Week 4 - Transcendental Idealism II


This week we continue our discussion of Kant’s doctrine of Transcendental Idealism. We’ll focus primarily on his inference from the a priori and intuitive status of our representation of space and time to the conclusion that space and time themselves are mind-dependent. We’ll also look at various options for interpreting Kant’s positions on idealism and realism.

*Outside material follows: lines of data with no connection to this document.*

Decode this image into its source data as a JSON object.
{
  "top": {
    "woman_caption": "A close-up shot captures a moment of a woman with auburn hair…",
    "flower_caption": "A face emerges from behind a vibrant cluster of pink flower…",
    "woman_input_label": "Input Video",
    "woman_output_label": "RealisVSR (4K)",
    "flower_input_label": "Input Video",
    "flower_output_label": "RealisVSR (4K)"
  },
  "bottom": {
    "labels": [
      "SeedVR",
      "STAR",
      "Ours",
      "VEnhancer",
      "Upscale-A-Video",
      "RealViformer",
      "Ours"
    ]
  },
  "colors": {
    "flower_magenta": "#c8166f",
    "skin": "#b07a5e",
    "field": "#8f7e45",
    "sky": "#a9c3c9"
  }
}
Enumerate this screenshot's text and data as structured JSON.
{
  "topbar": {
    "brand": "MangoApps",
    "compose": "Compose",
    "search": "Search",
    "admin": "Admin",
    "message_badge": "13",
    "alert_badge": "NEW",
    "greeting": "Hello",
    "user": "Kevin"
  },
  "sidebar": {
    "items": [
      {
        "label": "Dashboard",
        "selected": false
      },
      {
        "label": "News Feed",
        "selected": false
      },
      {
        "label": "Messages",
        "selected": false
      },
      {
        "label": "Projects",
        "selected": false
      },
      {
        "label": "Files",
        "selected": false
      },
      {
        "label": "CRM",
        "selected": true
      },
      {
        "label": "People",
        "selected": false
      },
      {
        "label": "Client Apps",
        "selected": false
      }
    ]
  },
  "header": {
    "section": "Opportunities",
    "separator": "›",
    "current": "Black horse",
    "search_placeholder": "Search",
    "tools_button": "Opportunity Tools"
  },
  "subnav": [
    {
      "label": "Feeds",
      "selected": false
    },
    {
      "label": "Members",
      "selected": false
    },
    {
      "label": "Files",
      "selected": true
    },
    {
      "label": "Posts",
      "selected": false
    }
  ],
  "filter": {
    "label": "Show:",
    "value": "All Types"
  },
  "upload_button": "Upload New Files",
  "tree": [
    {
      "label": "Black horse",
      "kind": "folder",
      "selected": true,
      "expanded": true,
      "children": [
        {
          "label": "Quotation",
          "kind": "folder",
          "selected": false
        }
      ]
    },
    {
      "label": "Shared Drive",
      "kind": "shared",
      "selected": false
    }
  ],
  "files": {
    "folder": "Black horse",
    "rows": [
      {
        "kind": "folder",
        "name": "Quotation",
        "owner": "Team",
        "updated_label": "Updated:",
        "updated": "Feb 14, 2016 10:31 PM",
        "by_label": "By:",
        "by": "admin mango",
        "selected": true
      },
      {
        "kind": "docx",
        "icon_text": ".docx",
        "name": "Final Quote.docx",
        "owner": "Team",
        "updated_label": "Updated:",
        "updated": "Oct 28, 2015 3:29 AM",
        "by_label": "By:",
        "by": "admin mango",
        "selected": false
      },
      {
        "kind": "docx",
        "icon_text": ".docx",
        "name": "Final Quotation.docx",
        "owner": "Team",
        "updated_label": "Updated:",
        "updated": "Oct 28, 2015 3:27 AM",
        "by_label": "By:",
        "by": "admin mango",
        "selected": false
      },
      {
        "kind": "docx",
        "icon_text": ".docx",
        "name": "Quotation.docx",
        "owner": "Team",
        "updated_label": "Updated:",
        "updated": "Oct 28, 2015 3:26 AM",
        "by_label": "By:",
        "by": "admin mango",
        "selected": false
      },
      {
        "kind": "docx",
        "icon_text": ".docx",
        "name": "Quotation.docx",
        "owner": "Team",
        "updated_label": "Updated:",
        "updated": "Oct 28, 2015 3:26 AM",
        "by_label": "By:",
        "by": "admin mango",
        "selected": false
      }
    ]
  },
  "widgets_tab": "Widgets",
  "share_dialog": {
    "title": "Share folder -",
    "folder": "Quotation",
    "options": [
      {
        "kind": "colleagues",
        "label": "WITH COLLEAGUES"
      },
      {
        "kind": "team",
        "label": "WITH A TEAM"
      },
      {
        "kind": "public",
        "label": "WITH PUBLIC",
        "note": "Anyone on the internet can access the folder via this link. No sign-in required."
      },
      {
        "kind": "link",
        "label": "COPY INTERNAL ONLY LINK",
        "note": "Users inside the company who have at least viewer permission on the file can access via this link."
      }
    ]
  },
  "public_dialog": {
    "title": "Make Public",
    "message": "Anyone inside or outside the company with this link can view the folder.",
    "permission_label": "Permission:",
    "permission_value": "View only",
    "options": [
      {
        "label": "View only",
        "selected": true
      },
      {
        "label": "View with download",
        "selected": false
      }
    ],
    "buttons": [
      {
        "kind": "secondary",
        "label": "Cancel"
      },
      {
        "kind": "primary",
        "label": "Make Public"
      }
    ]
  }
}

If there is time we may discuss briefly Kant’s derivation of the categories and how this conception of the categories might provide a further basis for Kant’s idealism (see optional reading).

Readings

  • Same as last week
  • Kant, CPR “Transcendental idealism as the key to solving the cosmological dialectic” A490-97/B518-25 (Guyer & Wood pp. 511-14)
  • (Optional) CPR: Transcendental Logic & Analytic (the Clue), B91-116 (Guyer & Wood, 201-18)

Questions

  • What is “Empirical Realism”?
  • What is “Transcendental Idealism”?
  • Why does Kant think Transcendental Realism implies Empirical Idealism?
  • In what sense might we consider TI to be merely “epistemic”?
  • In what sense might we consider TI to be a “metaphysical” position?
  • What is being agreed upon or disagreed upon in the interpretation of TI?